We'll need an algorithm to compute the distance between a point and a centroid...

![Picture3.png](attachment:Picture3.png)

### Calculating Euclidian Distance

We will need to calculate the distance between two data points student1 (95% homework, 93% test) and a centroid (88% homework, 96% test). This distance is called the Euclidian Distance and can be calculated for points in an arbitrary number of dimensions.

$$d=\sqrt{(X_{2}-X_{1})^{2}+(Y_{2}-Y_{1})^{2}}$$

In [1]:
from math import sqrt

# EXERCISE: Write the function to calculate the Euclidian distance between two points
def EuclidDist(point1, point2):
    math.sqrt((point1[1]-point1[0])**2 + (point2[1]-point2[0])**2)
    return 

In [None]:
EuclidDist((67,55), (23,44))

### Finding the Closest Centroid

Now that we've got an algorithm to calculate the Euclidian Distance between two points, let's use it to find the closest centroid for each data point.

We'll start with student *Alice*, along with our original three centroids.

In [None]:
point = student_grades["Alice"]

centroid1 = (90, 90)
centroid2 = (90, 60)
centroid3 = (60, 60)
centroids = [centroid1, centroid2, centroid3]

# You should be able to spot which centroid this point is closest to
print("CENTROIDS: {}".format(centroids))
print("POINT:     {}".format(point))

In [None]:
distance_to_centroid = []

# EXERCISE: Use the EuclidDist function to determine the distance from the point to each of the centroids...
#           the result should be a list containing three distances (one for each of the three centroids)



print(distance_to_centroid)

In [None]:
# EXERCISE: Which centroid is closest? Get its index

min_distance = 
closest_indx = 
min_centroid = 

print("Point {} is closest to centroid #{} which is at location {}".format(point, closest_indx, min_centroid))
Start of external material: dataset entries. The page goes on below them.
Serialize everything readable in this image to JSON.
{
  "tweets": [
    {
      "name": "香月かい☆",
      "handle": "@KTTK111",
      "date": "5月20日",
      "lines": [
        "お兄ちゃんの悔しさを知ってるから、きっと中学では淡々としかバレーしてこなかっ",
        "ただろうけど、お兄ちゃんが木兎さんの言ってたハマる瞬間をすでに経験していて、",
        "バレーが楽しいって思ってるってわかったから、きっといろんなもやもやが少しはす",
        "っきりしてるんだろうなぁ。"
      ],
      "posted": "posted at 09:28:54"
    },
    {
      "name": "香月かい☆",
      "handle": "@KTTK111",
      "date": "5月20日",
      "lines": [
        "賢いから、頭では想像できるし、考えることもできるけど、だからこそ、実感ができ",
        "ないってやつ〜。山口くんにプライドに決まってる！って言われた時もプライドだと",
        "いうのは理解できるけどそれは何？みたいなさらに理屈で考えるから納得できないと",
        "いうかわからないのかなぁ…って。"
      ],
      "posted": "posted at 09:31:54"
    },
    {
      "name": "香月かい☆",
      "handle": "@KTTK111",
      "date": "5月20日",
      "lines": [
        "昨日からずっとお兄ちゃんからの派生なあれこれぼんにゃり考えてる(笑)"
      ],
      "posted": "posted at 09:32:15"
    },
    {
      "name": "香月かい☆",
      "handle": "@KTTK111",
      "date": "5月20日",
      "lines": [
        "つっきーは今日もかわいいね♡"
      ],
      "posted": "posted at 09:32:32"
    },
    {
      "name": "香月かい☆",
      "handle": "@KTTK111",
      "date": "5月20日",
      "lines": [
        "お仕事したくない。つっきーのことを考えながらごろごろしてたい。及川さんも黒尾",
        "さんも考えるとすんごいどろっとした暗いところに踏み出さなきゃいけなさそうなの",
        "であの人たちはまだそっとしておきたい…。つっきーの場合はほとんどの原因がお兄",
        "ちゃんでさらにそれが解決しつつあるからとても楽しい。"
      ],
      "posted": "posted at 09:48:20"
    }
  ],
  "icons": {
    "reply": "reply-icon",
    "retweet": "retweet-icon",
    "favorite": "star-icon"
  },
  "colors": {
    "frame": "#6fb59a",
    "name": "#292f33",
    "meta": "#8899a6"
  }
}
### FInd Closest Centroid Function

Although it's better for you and I to see the actual coordinates of the centroid, what we really want is the ***index*** of the centroid because we will be maintaining three parallel lists and the index is the key to all three of them. So let's combine the previous exercises into a function that returns the index of the closest function.

In [None]:
def FindClosestCentroid(point, centroid_list):
    
    distance_to_centroid = []
    # Create a list of distances to each of the different centroids
    
    
    
        
    # Which centroid is closest? Get its index
    min_distance = 
    closest_indx = 
    min_centroid = 
    print("Point {} is closest to centroid #{} which is at location {}".format(point, closest_indx+1, min_centroid))
    
    return closest_indx

FindClosestCentroid(point2, centroids)

### Find Closest Centroid For Each and Every Data Point

Now that we've got the algorithm figured out, we need to use it to put each and every data point into it's appropriate cluster. We'll keep a list of all the data points in each cluster. We'll have as many clusters as we have centroids. The clusters and centroids will be in parallel lists.

In [None]:
def InitEmptyClusters(k):
    clusters = []
    for i in range(k):
        clusters.append([])
    return clusters

In [None]:
def AssignItemsToClosestCluster(data_list, centroid_list):
    
    # k should be the same as len(centroids)
    cluster_list = InitEmptyClusters(len(centroid_list))
        
    # Step through each of the items and calculate its closest centroid
    for key, data_point in data_list.items():

        # Add this item's key to the cluster whose centroid is closest...
        # ...this works because the 'centroid_list', 'distance_to_centroid', and 'cluster_list' are parallel
        closest_indx = FindClosestCentroid(data_point, centroid_list)
        cluster_list[closest_indx].append(key)
    
    return cluster_list

AssignItemsToClosestCluster(student_grades, centroids)